- Robert MacGregor
- USC/Information Sciences Institute
- macgregor@isi.edu
As the volume of information available on the Web increases, the
amount of useful information increases, but finding what you want, and
only what you want, becomes progressively more difficult. The
performance of an information retrieval tool is evaluated for
recall: (finding everything related to your inquiry) and
precision: (finding only what's relevant). The current
generation of Web query tools has much room for improvement. Here is
our informal estimate of their performance:
Technology
Hyper-links (Web surfing)
Category Browsers (e.g., YAHOO)
Web Search Engines
|
Recall Very Low Low Medium
|
Precision Medium Low-Medium Low
|
We conjecture that Web query tools using indexing schemes based on
category hierarchies (taxonomies) will proliferate, resulting in very
large taxonomies, and large numbers of independently constructed and
managed taxonomies.

WWW
Currently, large taxonomies, such as the Library of Congress subject
heading index, are constructed manually. As the average size of a Web
taxonomy grows from hundreds of nodes to millions of nodes, manual
construction of taxonomies will become impossible. Instead, automated
and semi-automated techniques will be necessary.
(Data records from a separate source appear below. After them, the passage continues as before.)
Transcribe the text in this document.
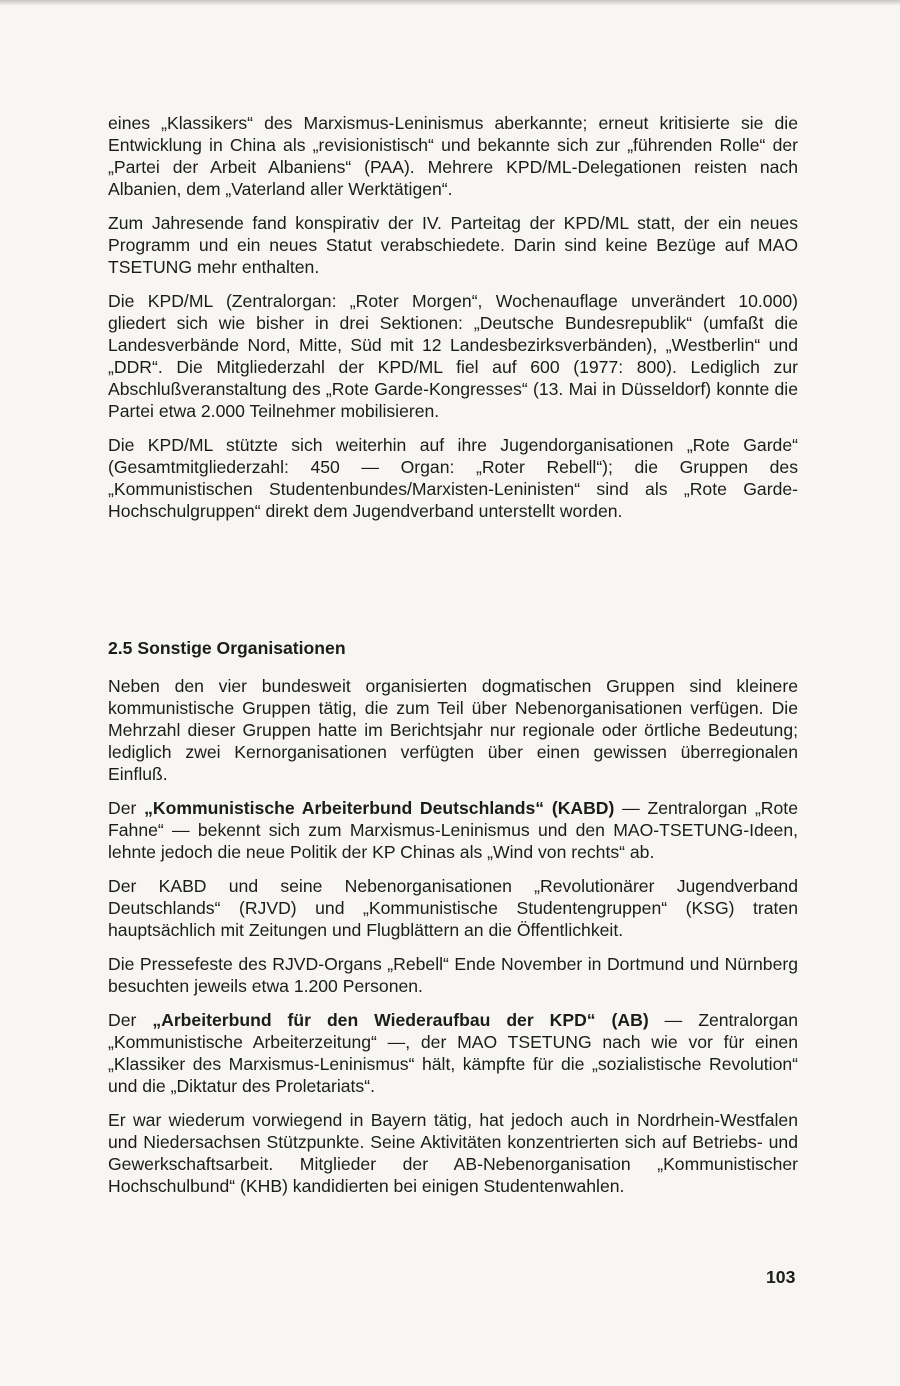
eines „Klassikers“ des Marxismus-Leninismus aberkannte; erneut kritisierte sie die Entwicklung in China als „revisionistisch“ und bekannte sich zur „führenden Rolle“ der „Partei der Arbeit Albaniens“ (PAA). Mehrere KPD/ML-Delegationen reisten nach Albanien, dem „Vaterland aller Werktätigen“.

Zum Jahresende fand konspirativ der IV. Parteitag der KPD/ML statt, der ein neues Programm und ein neues Statut verabschiedete. Darin sind keine Bezüge auf MAO TSETUNG mehr enthalten.

Die KPD/ML (Zentralorgan: „Roter Morgen“, Wochenauflage unverändert 10.000) gliedert sich wie bisher in drei Sektionen: „Deutsche Bundesrepublik“ (umfaßt die Landesverbände Nord, Mitte, Süd mit 12 Landesbezirksverbänden), „Westberlin“ und „DDR“. Die Mitgliederzahl der KPD/ML fiel auf 600 (1977: 800). Lediglich zur Abschlußveranstaltung des „Rote Garde-Kongresses“ (13. Mai in Düsseldorf) konnte die Partei etwa 2.000 Teilnehmer mobilisieren.

Die KPD/ML stützte sich weiterhin auf ihre Jugendorganisationen „Rote Garde“ (Gesamtmitgliederzahl: 450 — Organ: „Roter Rebell“); die Gruppen des „Kommunistischen Studentenbundes/Marxisten-Leninisten“ sind als „Rote Garde-Hochschulgruppen“ direkt dem Jugendverband unterstellt worden.

2.5 Sonstige Organisationen

Neben den vier bundesweit organisierten dogmatischen Gruppen sind kleinere kommunistische Gruppen tätig, die zum Teil über Nebenorganisationen verfügen. Die Mehrzahl dieser Gruppen hatte im Berichtsjahr nur regionale oder örtliche Bedeutung; lediglich zwei Kernorganisationen verfügten über einen gewissen überregionalen Einfluß.

Der „Kommunistische Arbeiterbund Deutschlands“ (KABD) — Zentralorgan „Rote Fahne“ — bekennt sich zum Marxismus-Leninismus und den MAO-TSETUNG-Ideen, lehnte jedoch die neue Politik der KP Chinas als „Wind von rechts“ ab.

Der KABD und seine Nebenorganisationen „Revolutionärer Jugendverband Deutschlands“ (RJVD) und „Kommunistische Studentengruppen“ (KSG) traten hauptsächlich mit Zeitungen und Flugblättern an die Öffentlichkeit.

Die Pressefeste des RJVD-Organs „Rebell“ Ende November in Dortmund und Nürnberg besuchten jeweils etwa 1.200 Personen.

Der „Arbeiterbund für den Wiederaufbau der KPD“ (AB) — Zentralorgan „Kommunistische Arbeiterzeitung“ —, der MAO TSETUNG nach wie vor für einen „Klassiker des Marxismus-Leninismus“ hält, kämpfte für die „sozialistische Revolution“ und die „Diktatur des Proletariats“.

Er war wiederum vorwiegend in Bayern tätig, hat jedoch auch in Nordrhein-Westfalen und Niedersachsen Stützpunkte. Seine Aktivitäten konzentrierten sich auf Betriebs- und Gewerkschaftsarbeit. Mitglieder der AB-Nebenorganisation „Kommunistischer Hochschulbund“ (KHB) kandidierten bei einigen Studentenwahlen.

103
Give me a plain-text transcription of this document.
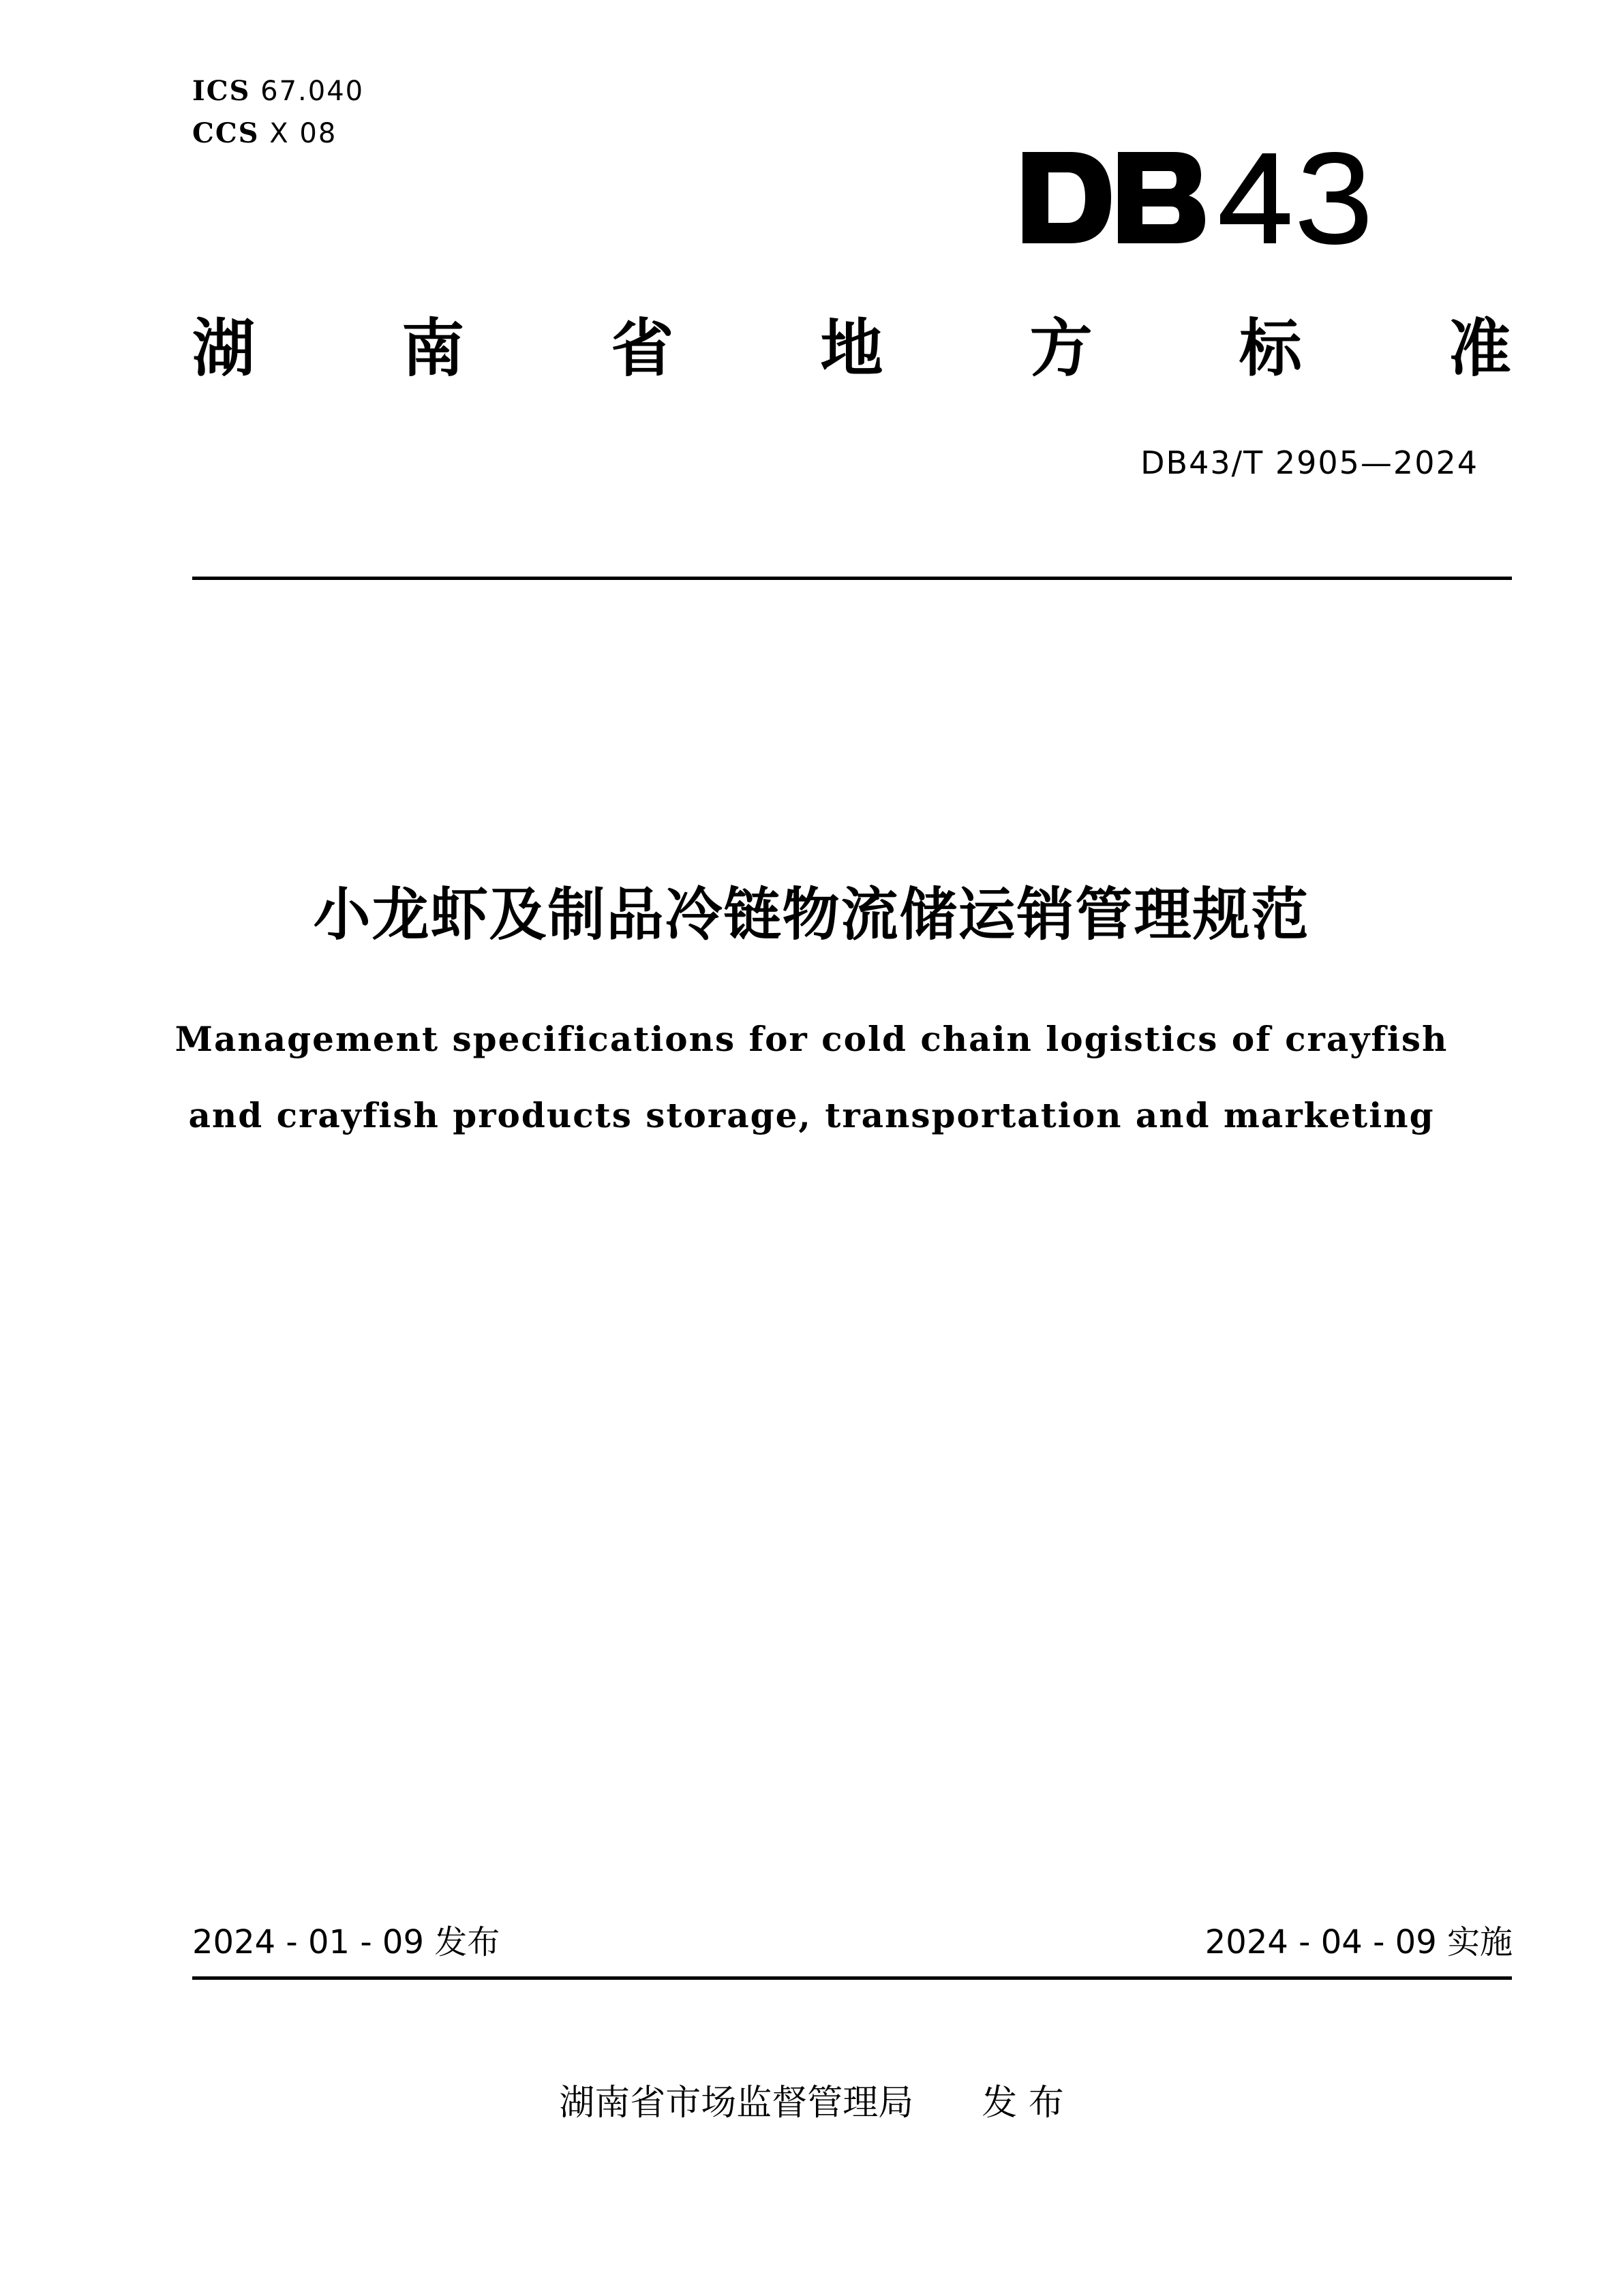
ICS 67.040
CCS X 08
湖 南 省 地 方 标 准
DB43/T 2905—2024
小龙虾及制品冷链物流储运销管理规范
Management specifications for cold chain logistics of crayfish
and crayfish products storage, transportation and marketing
2024 - 01 - 09 发布	2024 - 04 - 09 实施
湖南省市场监督管理局 发 布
Classification of
new objects into a taxonomy must become automated, and unbalanced
hierarchies must be able to restructure themselves. Also, as
taxonomies grow in size, it becomes necessary to make increasingly
fine-grained distinctions between information objects if they are to
remain distinguishable to a search engine. Below, we introduce the
notion of "content descriptions", and describe how they facilitate the
construction of very large taxonomies.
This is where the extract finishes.